Training: This refers to the activity of imparting or acquiring skills.
Unemployment: This is the state of being without job which has being actively searched for within five (5) weeks.
Urbanization: The process of moving from a less developed or less populated area to a more developed or populated area i.e. moving from town to city.
Youth: In this context, refer to any individual above the stage of childhood, who is within the age bracket of 18 – 45.
History of Alimosho Local Government Area, Lagos State
Alimosho is a Local Government Area in the Ikeja Division, Lagos State, Nigeria. It is the largest Local Government in Lagos, with 1,288,714 inhabitants, according to the official 2006 census (however, the Lagos State Government disputes the official census figures and claims a population within the LGA of more than 2 million residents). It has now been subdivided between several local council development areas (LCDA). The LCDA structure kicked off after the administration of Bola Ilori who was the past chairman of the old single Alimosho Local Government. The six sub-division created out of the old Alimosho are Agbado/Oke-odo LCDA, Ikotun/Igando LCDA and Mosan Okunola LCDA. The LGA contains the urban area of Egbeda/Akomronjo.

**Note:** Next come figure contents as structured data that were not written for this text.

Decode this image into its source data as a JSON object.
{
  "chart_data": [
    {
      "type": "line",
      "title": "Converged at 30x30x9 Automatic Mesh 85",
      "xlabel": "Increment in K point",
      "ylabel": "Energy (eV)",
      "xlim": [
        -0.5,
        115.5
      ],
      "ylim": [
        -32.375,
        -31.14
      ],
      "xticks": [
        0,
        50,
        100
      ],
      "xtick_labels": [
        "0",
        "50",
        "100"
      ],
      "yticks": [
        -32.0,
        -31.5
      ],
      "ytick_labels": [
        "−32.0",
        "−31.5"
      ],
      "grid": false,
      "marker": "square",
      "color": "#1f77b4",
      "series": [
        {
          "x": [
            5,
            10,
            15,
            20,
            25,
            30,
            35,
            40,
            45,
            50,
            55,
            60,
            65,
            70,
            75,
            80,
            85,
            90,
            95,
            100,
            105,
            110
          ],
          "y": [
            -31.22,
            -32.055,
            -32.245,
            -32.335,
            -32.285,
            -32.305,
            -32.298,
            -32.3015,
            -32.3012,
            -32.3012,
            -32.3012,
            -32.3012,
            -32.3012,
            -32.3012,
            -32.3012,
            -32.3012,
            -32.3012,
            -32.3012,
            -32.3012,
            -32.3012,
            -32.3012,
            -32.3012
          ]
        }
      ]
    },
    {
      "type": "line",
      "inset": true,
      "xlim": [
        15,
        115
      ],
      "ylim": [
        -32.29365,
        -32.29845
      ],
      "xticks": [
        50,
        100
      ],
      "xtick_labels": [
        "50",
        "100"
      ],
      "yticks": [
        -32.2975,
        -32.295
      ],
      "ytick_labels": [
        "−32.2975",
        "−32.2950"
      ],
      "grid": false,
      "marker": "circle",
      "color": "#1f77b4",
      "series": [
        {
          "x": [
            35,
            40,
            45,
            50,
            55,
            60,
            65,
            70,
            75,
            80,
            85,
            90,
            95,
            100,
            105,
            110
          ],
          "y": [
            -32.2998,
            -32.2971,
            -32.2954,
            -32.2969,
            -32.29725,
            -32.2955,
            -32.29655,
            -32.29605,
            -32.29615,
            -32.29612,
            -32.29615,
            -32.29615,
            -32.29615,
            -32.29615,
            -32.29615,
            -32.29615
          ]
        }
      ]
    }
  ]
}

Alimosho was established in 1945 and it was under the then western region. Majority who dominate Alimosho were the Egbados. The area is very rich in culture, prominent amongst which are Oro, Igunnu and Egungun Festivals annually celebrated. Aside the cultural heritages, majority of the inhabitants of the council are Islamic and Christian faithful. However, Yoruba language is widely spoken in the community. The source of Alimosho is Atashua River, which is located on the axis of Oki and Alaguntan in Alimosho. The most recognized bale is late Chief Kokumo follow by Lateef Sekoni, while the present Baale is Afuwape. The royal family includes Folarin, Kokumo, Ogunbowale and Afuwape. The central mosque in Alimosho is the 3rd mosque in Lagos after the Badagry central mosque and the Lagos central mosque. The first court is now known as Alimosho Towm Hall, which is not recognized anymore by the incumbent government, and the Baale of Alimosho, which is not also recognized by the government due to political reason.